Cosmetica Italia, Associazione nazionale imprese cosmetiche, esprime una profonda preoccupazione per la ventilata mancata riapertura il 18 maggio dei saloni di acconciatura e di estetica in Lombardia.

In questa regione la categoria è la più numerosa in Italia e conta 25.000 esercizi che danno lavoro a circa 65.000 addetti. Un prolungamento del lockdown metterebbe a rischio la sopravvivenza di almeno 8.000 imprese con una ricaduta occupazionale negativa per 25.000 lavoratori del settore.

«La riapertura il 18 maggio è determinante soprattutto in Lombardia, che costituisce il territorio italiano con il maggior numero di addetti e in cui si è sviluppato un polo di produzione cosmetica di eccellenza a livello mondiale. Anche nel periodo di totale chiusura delle attività produttive, il nostro settore è stato riconosciuto come necessario per il benessere delle persone e per l’economia del Paese. Adesso è vitale la riapertura del canale distributivo, per garantire la sopravvivenza di tutta la filiera ed evitare ricadute occupazionali. Il settore è certamente in grado di darsi ulteriori regole igienico-sanitarie rigorose, a completamento di quelle efficaci già normalmente applicate, per una ripresa rapida che coniughi attenzione alla salute e alla sicurezza degli operatori e dei clienti, richiesta di benessere dei cittadini e riduzione degli impatti sociali», commenta Renato Ancorotti, Presidente di Cosmetica Italia.

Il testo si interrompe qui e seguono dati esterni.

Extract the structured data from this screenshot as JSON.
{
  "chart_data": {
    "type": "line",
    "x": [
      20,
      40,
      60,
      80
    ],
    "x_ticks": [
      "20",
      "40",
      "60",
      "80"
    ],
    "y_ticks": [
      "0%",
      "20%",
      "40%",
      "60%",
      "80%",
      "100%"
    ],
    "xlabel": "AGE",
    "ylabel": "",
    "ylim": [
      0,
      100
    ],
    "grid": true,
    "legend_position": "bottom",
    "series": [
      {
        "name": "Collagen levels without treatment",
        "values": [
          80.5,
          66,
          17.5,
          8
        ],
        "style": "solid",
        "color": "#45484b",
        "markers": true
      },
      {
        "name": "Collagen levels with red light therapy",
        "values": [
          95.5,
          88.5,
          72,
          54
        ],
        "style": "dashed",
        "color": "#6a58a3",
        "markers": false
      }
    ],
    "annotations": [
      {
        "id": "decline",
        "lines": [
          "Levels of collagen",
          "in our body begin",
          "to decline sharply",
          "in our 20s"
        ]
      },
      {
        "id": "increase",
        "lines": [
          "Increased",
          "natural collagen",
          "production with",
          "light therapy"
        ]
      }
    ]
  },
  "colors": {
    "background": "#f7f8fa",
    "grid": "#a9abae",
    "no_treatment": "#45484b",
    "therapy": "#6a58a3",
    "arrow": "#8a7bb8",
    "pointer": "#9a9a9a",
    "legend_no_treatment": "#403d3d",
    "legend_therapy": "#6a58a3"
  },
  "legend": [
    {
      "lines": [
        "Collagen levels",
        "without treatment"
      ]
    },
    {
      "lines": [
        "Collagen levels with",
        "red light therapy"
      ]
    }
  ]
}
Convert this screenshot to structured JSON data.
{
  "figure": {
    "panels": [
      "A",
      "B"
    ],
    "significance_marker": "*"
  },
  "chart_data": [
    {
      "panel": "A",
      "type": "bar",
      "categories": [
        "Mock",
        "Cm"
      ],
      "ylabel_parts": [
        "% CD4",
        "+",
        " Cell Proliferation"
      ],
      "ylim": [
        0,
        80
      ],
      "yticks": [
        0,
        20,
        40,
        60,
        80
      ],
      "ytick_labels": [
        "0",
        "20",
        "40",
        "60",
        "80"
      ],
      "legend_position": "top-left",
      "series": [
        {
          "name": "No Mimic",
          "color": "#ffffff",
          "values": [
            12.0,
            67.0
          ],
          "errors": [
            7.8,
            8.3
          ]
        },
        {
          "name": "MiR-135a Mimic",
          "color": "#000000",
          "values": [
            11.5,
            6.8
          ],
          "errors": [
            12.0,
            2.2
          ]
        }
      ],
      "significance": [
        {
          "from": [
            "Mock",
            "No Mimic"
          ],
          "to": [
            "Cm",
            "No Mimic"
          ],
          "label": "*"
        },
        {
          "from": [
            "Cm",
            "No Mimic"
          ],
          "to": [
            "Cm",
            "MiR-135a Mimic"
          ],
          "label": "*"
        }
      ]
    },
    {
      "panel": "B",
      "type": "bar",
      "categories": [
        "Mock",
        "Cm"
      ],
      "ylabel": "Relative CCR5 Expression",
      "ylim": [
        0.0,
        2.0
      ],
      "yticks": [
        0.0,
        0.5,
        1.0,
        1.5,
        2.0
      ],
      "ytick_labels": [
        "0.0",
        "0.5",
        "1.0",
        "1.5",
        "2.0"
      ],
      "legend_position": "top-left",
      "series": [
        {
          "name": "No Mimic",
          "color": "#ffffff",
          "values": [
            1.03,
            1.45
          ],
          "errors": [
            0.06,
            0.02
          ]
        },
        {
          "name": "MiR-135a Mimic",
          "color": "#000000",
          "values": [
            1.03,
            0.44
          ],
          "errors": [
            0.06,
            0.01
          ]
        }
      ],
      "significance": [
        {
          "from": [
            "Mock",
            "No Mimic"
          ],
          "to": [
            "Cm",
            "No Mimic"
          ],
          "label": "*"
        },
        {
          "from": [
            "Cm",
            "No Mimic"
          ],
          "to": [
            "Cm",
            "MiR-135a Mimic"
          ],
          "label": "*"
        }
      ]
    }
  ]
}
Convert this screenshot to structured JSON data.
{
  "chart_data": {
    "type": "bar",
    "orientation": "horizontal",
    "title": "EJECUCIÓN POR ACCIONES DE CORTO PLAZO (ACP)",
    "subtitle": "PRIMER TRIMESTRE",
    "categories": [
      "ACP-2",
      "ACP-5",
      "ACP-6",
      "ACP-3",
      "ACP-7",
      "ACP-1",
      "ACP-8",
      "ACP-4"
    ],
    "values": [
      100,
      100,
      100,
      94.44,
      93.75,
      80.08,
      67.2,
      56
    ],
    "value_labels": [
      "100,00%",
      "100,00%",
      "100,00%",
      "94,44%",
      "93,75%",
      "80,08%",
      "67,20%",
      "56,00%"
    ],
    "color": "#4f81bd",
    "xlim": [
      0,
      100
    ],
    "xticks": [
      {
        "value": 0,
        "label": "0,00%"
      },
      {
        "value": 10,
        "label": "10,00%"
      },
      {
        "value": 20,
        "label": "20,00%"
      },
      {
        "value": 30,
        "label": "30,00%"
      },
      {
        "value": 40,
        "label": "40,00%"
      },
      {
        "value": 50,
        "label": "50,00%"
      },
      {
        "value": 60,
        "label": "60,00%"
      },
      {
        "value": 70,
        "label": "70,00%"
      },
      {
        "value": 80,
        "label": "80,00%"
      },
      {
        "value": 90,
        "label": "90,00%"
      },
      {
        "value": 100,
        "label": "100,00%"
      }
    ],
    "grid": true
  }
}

L’attività di saloni di acconciatura e centri estetici genera in Lombardia, primo mercato italiano per fatturato complessivo, un volume di affari che supera il miliardo di euro.

Il prolungamento delle chiusure oltre il 18 maggio comporterebbe quindi una ricaduta negativa per l’economia lombarda di oltre duecento milioni di euro e genererebbe inevitabilmente una grave crisi sociale a carico di quasi sessantacinquemila famiglie lombarde, per 90 giorni senza una fonte di reddito e senza alcuna misura di sostegno efficace.

Un ulteriore concreto rischio sarebbe quello di favorire la nascita e la diffusione di lavoro abusivo a domicilio, senza controlli né misure di sicurezza, incrementando in modo esponenziale il pericolo di contagio che le misure vorrebbero evitare.

Il 90% delle 25.000 imprese lombarde del settore è costituito da unità con 2,5 persone occupate in media, capaci di generare fatturati e margini appena sufficienti a garantire la gestione giornaliera dell’esercizio.

La categoria di acconciatori ed estetisti rappresenta (dati Unioncamere) la seconda categoria artigianale nel nostro paese.

Alla luce dei dati e delle considerazioni esposte chiediamo con forza la riapertura di saloni di acconciatura e centri estetici in Lombardia non oltre il 18 maggio per la sopravvivenza e la salvaguardia di un settore fondamentale per l’economia e le famiglie del territorio.